Olivier Assayas s’invite avec Doubles vies dans le milieu de l’édition pour croquer un monde confronté à la révolution numérique. Un film bavard mais relevé de distance ironique, non sans s’attacher, au passage, à prendre la mesure du temps…

Une tension féconde préside à de nombreux films d’Olivier Assayas, nourris de classicisme mais aussi du désir de prendre le pouls d’un monde changeant, voire d’en accompagner le mouvement. On se souvient ainsi comment dans Personal Shopper, son précédent opus, les textos reçus par Kristen Stewart constituaient un moteur dramatique inédit. Il est encore beaucoup question d’écriture sous des formes diverses, de l’autofiction au tweet, dans Doubles vies, un film où le cinéaste français investit le milieu de l’édition confronté à la révolution numérique. « Là où un film comme Personal Shopper traitait explicitement des abîmes qu’ouvre Internet sous nos pieds, et dans lesquels on peut être facilement aspiré, il s’agit cette fois plutôt de voir comment le monde change, du fait, aujourd’hui, des technologies numériques. La totalité de la société en est affectée, de manière à la fois bénéfique et maléfique, et le film a à voir avec la façon dont on s’adapte ou pas à cette transformation. Est-ce qu’on est solidaire de ce changement? Est-ce qu’on l’interroge? Comment vit-on la remise en question des valeurs sur lesquelles sont éventuellement fondés sa propre vie, son travail, ses convictions? »

Fixation archaïque

Vaste sujet s’il en est, qu’arpentent sans relâche les personnages de Doubles vies, tous, éditeurs, auteurs et autres, étant contraints de se remettre en question face à la transition en cours. Si le microcosme de l’édition offre assurément à Assayas un terrain de jeu propice, l’action du film aurait tout autant pu se déployer ailleurs, dans d’autres domaines artistiques, voire industriels – « aujourd’hui, pour survivre, tous les métiers sont obligés d’en passer par une sorte de métamorphose, d’adaptation à un nouveau monde », poursuit-il.

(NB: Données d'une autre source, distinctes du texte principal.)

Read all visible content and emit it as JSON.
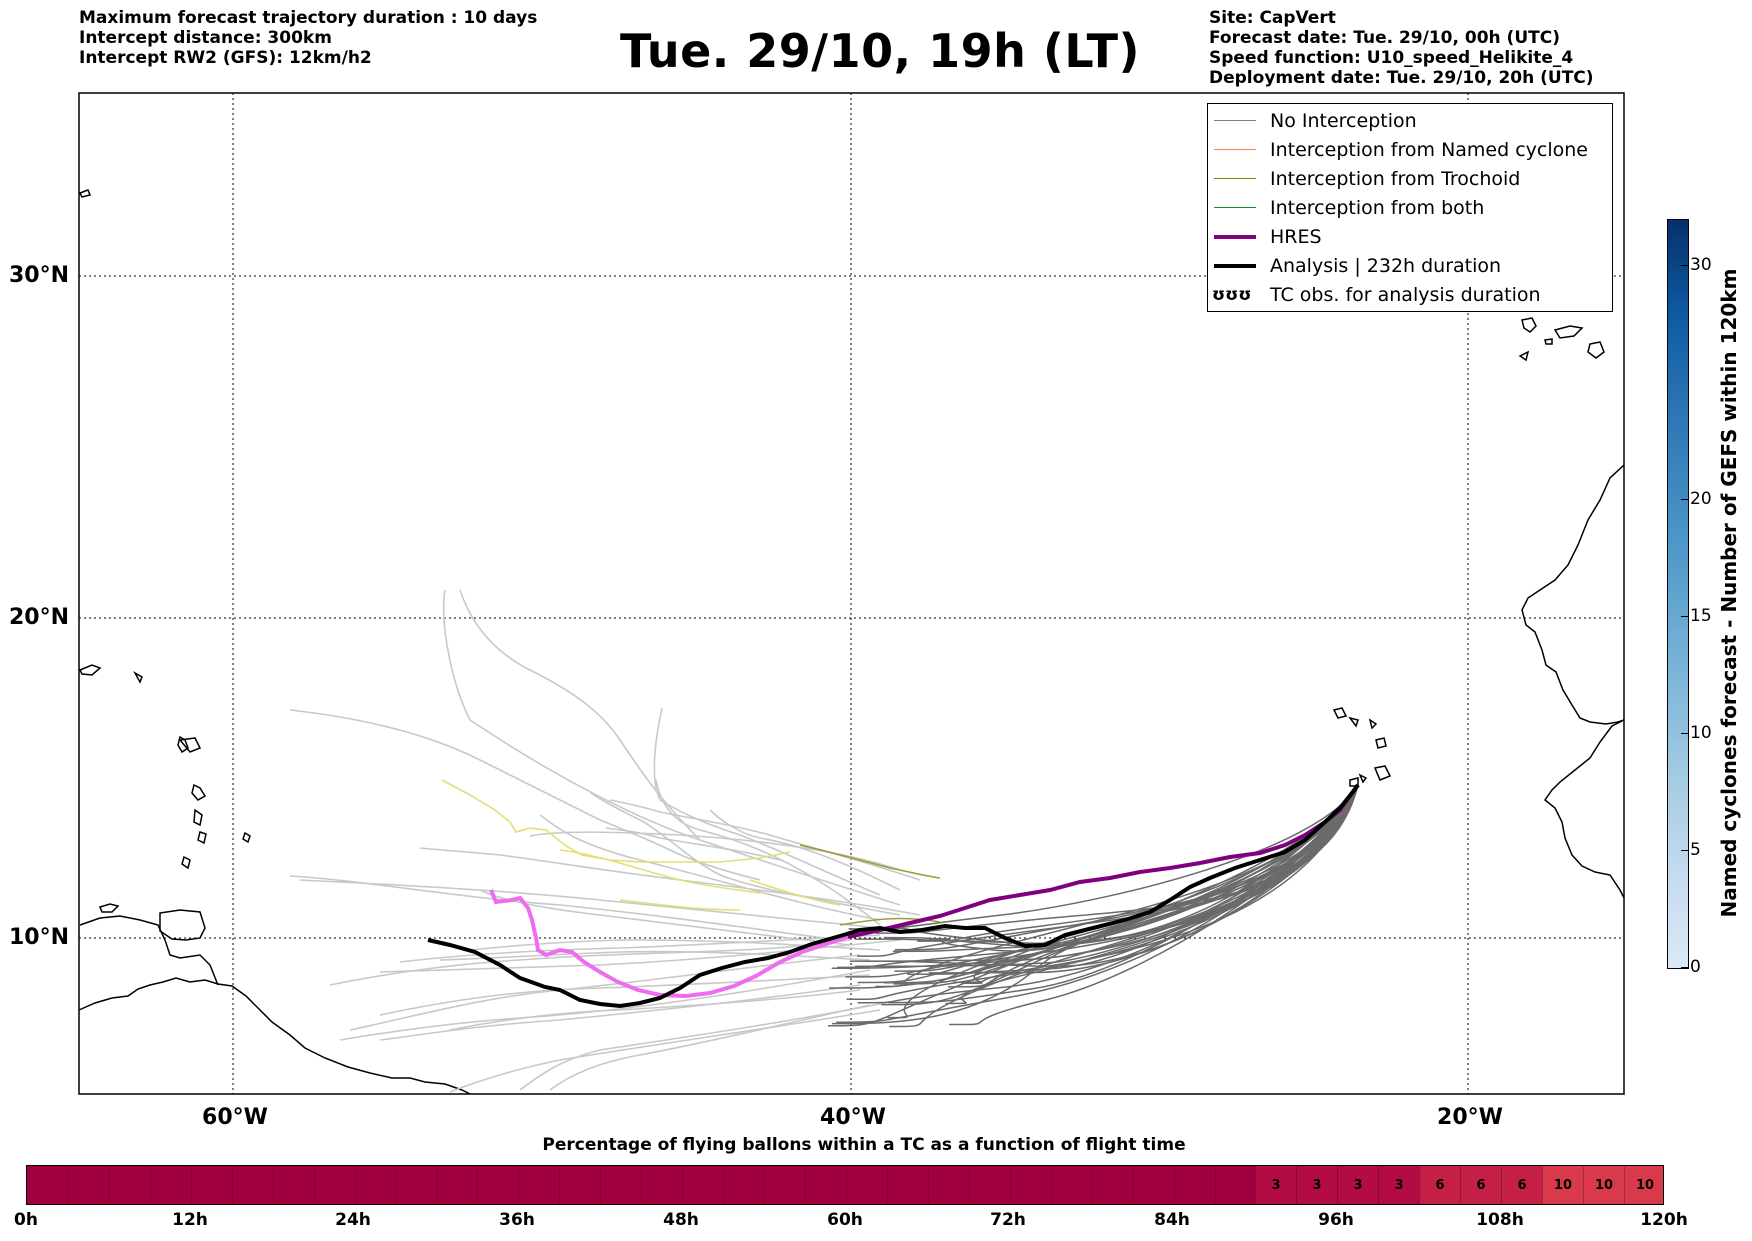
{
  "header": {
    "left_lines": [
      "Maximum forecast trajectory duration : 10 days",
      "Intercept distance: 300km",
      "Intercept RW2 (GFS):  12km/h2"
    ],
    "title": "Tue. 29/10, 19h (LT)",
    "right_lines": [
      "Site: CapVert",
      "Forecast date: Tue. 29/10, 00h (UTC)",
      "Speed function: U10_speed_Helikite_4",
      "Deployment date: Tue. 29/10, 20h (UTC)"
    ]
  },
  "map": {
    "lat_labels": [
      "30°N",
      "20°N",
      "10°N"
    ],
    "lon_labels": [
      "60°W",
      "40°W",
      "20°W"
    ],
    "grid": "dotted"
  },
  "legend": {
    "items": [
      {
        "label": "No Interception",
        "color": "#808080"
      },
      {
        "label": "Interception from Named cyclone",
        "color": "#ff7f50"
      },
      {
        "label": "Interception from Trochoid",
        "color": "#808000"
      },
      {
        "label": "Interception from both",
        "color": "#228b22"
      },
      {
        "label": "HRES",
        "color": "#800080"
      },
      {
        "label": "Analysis | 232h duration",
        "color": "#000000"
      },
      {
        "label": "TC obs. for analysis duration",
        "glyph": "ʊʊʊ"
      }
    ],
    "placement": "top-right"
  },
  "colorbar": {
    "title": "Named cyclones forecast - Number of GEFS within 120km",
    "ticks": [
      "0",
      "5",
      "10",
      "15",
      "20",
      "30"
    ],
    "range": [
      0,
      32
    ]
  },
  "bottom_bar": {
    "title": "Percentage of flying ballons within a TC as a function of flight time",
    "tick_labels": [
      "0h",
      "12h",
      "24h",
      "36h",
      "48h",
      "60h",
      "72h",
      "84h",
      "96h",
      "108h",
      "120h"
    ],
    "cell_values": [
      "3",
      "3",
      "3",
      "3",
      "6",
      "6",
      "6",
      "10",
      "10",
      "10"
    ]
  }
}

Postulat valant, bien sûr, pour le cinéma également, même si, de l’avis du cinéaste, d’un abord « plus difficile, parce que fait de techniques complexes qui ont effectué leur révolution à travers le temps selon des modalités différentes ». L’on est d’ailleurs en droit de se demander dans quelle mesure la (r)évolution en cours, non contente d’inspirer Assayas, a également affecté sa manière de faire des films, intégrant notamment les nouvelles attentes et modes de « consommation » du public, sans même parler des bouleversements induits par de nouveaux opérateurs comme Netflix. « Je sais depuis longtemps que mes films vont être vus par une minorité sur grand écran, et par une majorité sous forme de supports divers et variés, du meilleur au pire. Cela fait partie du cinéma depuis un certain temps (…) Alfonso Cuarón, que j’admire, a tourné un très beau film, Roma, grâce à Netflix, et Martin Scorsese, un très grand cinéaste, est occupé à tourner The Irishman dans des conditions pharaoniques. Mais ils profitent d’une certaine façon, d’un moment spécifique où la plateforme a besoin de leur notoriété pour faire sa publicité. Cela ne durera pas: à échéance d’un an, deux ans, trois ans, je ne suis pas sûr que Netflix ait vocation à produire des films, les miens ou ceux de qui que ce soit d’autre. Par ailleurs, j’ai cette espèce de fixation, archaïque si on veut, voulant que j’aie besoin du grand écran. Si je fais des films, c’est parce qu’il y a le grand écran, sans cela, je ne pense pas que j’en tournerais. Donc, si la question de Netflix se posait, ce qui n’est pas le cas, la réponse a priori serait non. »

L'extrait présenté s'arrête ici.